Rapid calculation of standardized placental volume at 11 to 13 weeks and the prediction of small for gestational age babies
Collins SL., Stevenson GN., Noble JA., Impey L.
Fetal growth restriction is one of the greatest risk factors for stillbirth. This pilot cohort study examined whether rapid placental volume (PlaV) calculation at 11 to 13 + 6 weeks can predict the small for gestational age (cSGA) baby. Women with singleton pregnancies were recruited (N = 145), a static three-dimensional (3-D) volume was captured, and the placental volume was computed using a semi-automated technique. Regression analysis explored the relationships between customized birth weight, placental quotient (PQ), standardized placental volume (sPlaV), and other predictors of SGA (including pregnancy-associated protein and uterine artery pulsatility index (PI).
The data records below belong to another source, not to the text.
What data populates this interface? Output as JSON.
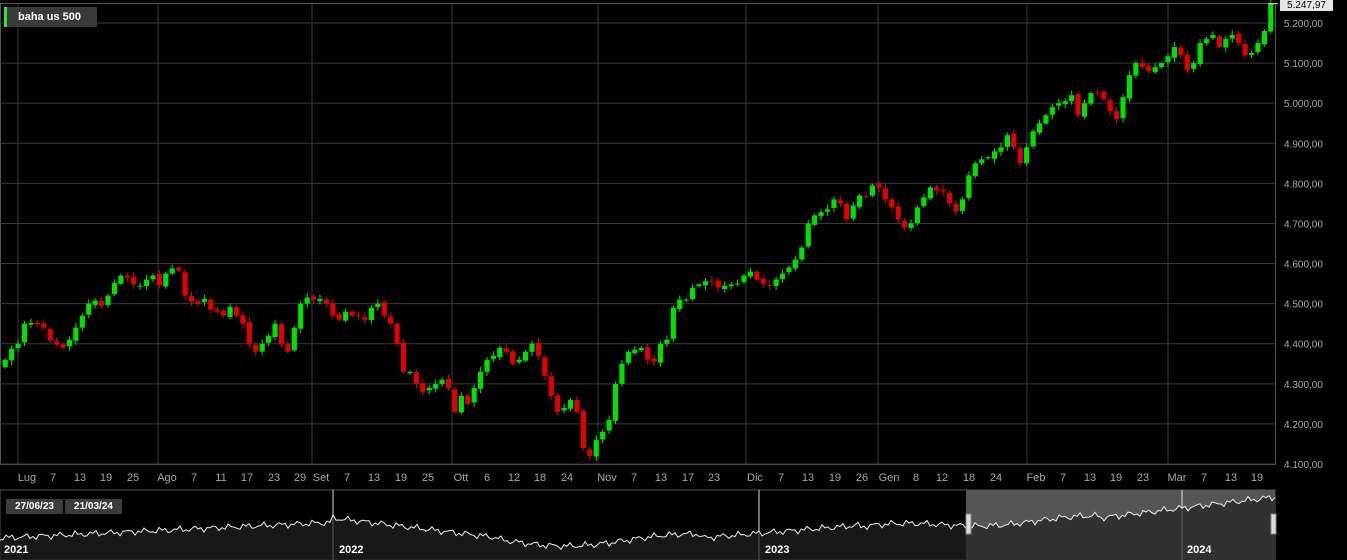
{
  "legend": {
    "label": "baha us 500",
    "color": "#2ee62e"
  },
  "last_price": "5.247,97",
  "colors": {
    "up": "#00e000",
    "down": "#e00000",
    "background": "#000000",
    "grid": "#3a3a3a",
    "axis_text": "#a8a8a8"
  },
  "overview": {
    "range_start": "27/06/23",
    "range_end": "21/03/24",
    "years": [
      "2021",
      "2022",
      "2023",
      "2024"
    ]
  },
  "chart_data": {
    "type": "candlestick",
    "title": "",
    "xlabel": "",
    "ylabel": "",
    "ylim": [
      4100,
      5260
    ],
    "y_ticks": [
      "4.100,00",
      "4.200,00",
      "4.300,00",
      "4.400,00",
      "4.500,00",
      "4.600,00",
      "4.700,00",
      "4.800,00",
      "4.900,00",
      "5.000,00",
      "5.100,00",
      "5.200,00"
    ],
    "x_ticks": [
      "Lug",
      "7",
      "13",
      "19",
      "25",
      "Ago",
      "7",
      "11",
      "17",
      "23",
      "29",
      "Set",
      "7",
      "13",
      "19",
      "25",
      "Ott",
      "6",
      "12",
      "18",
      "24",
      "Nov",
      "7",
      "13",
      "17",
      "23",
      "Dic",
      "7",
      "13",
      "19",
      "26",
      "Gen",
      "8",
      "12",
      "18",
      "24",
      "Feb",
      "7",
      "13",
      "19",
      "23",
      "Mar",
      "7",
      "13",
      "19"
    ],
    "month_ticks": [
      "Lug",
      "Ago",
      "Set",
      "Ott",
      "Nov",
      "Dic",
      "Gen",
      "Feb",
      "Mar"
    ],
    "close": [
      4360,
      4388,
      4400,
      4450,
      4452,
      4448,
      4440,
      4408,
      4398,
      4390,
      4410,
      4440,
      4470,
      4500,
      4508,
      4495,
      4520,
      4552,
      4570,
      4565,
      4548,
      4545,
      4560,
      4570,
      4545,
      4575,
      4588,
      4582,
      4520,
      4505,
      4500,
      4512,
      4485,
      4480,
      4470,
      4492,
      4470,
      4450,
      4400,
      4380,
      4400,
      4420,
      4450,
      4398,
      4380,
      4440,
      4500,
      4515,
      4510,
      4512,
      4500,
      4470,
      4460,
      4480,
      4470,
      4470,
      4460,
      4490,
      4500,
      4470,
      4450,
      4400,
      4330,
      4330,
      4300,
      4280,
      4290,
      4300,
      4310,
      4290,
      4230,
      4270,
      4250,
      4290,
      4330,
      4360,
      4370,
      4390,
      4380,
      4350,
      4360,
      4380,
      4400,
      4370,
      4320,
      4270,
      4230,
      4240,
      4260,
      4230,
      4140,
      4120,
      4160,
      4180,
      4210,
      4300,
      4350,
      4380,
      4385,
      4390,
      4360,
      4355,
      4400,
      4410,
      4490,
      4510,
      4510,
      4540,
      4548,
      4556,
      4555,
      4540,
      4545,
      4548,
      4550,
      4570,
      4580,
      4560,
      4550,
      4545,
      4560,
      4575,
      4590,
      4610,
      4640,
      4700,
      4720,
      4728,
      4735,
      4760,
      4750,
      4710,
      4745,
      4770,
      4768,
      4795,
      4790,
      4760,
      4740,
      4710,
      4690,
      4700,
      4740,
      4765,
      4790,
      4782,
      4780,
      4750,
      4730,
      4760,
      4820,
      4850,
      4860,
      4865,
      4880,
      4890,
      4920,
      4890,
      4850,
      4890,
      4930,
      4950,
      4970,
      4990,
      5000,
      5005,
      5020,
      4970,
      5000,
      5025,
      5025,
      5010,
      4980,
      4960,
      5015,
      5070,
      5100,
      5090,
      5080,
      5090,
      5100,
      5117,
      5140,
      5120,
      5082,
      5100,
      5150,
      5160,
      5170,
      5140,
      5160,
      5170,
      5150,
      5120,
      5125,
      5150,
      5180,
      5248
    ]
  }
}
The results were examined using receiver-operating characteristic (ROC) curve analysis in the total population and then in the 2 subgroups whose members were classified as low risk or high risk at booking. Both PQ and sPlaV were significantly different for cSGA pregnancies compared to appropriate for gestational age (AGA) babies (p = 0.003 and < 0.001, respectively) but only sPlaV was normally distributed. The independent predictors of birth weight (sPlaV, pregnancy associated protein, and nuchal translucency) were combined to produce a predictive model for cSGA. The ROC curves for prediction of cSGA in all 143 women gave areas under the curve of 0.77 (0.66 to 0.87) for sPlaV alone and 0.80 (0.69 to 0.92) for the combined model. When this was applied to the low-risk group, the areas under the curve were 0.82 (0.69 to 0.94) and 0.84 (0.72 to 0.95), respectively. For the high-risk group, the areas under the curve were 0.67 (0.45 to 0.86) for sPlaV alone and 0.76 (0.55 to 0.96) for the combined model. The use of this rapid-image analysis technique and dimensionless index to correct for gestation brings the possibility of an early combined screening test for the cSGA baby a step closer. © 2013 World Federation for Ultrasound in Medicine & Biology.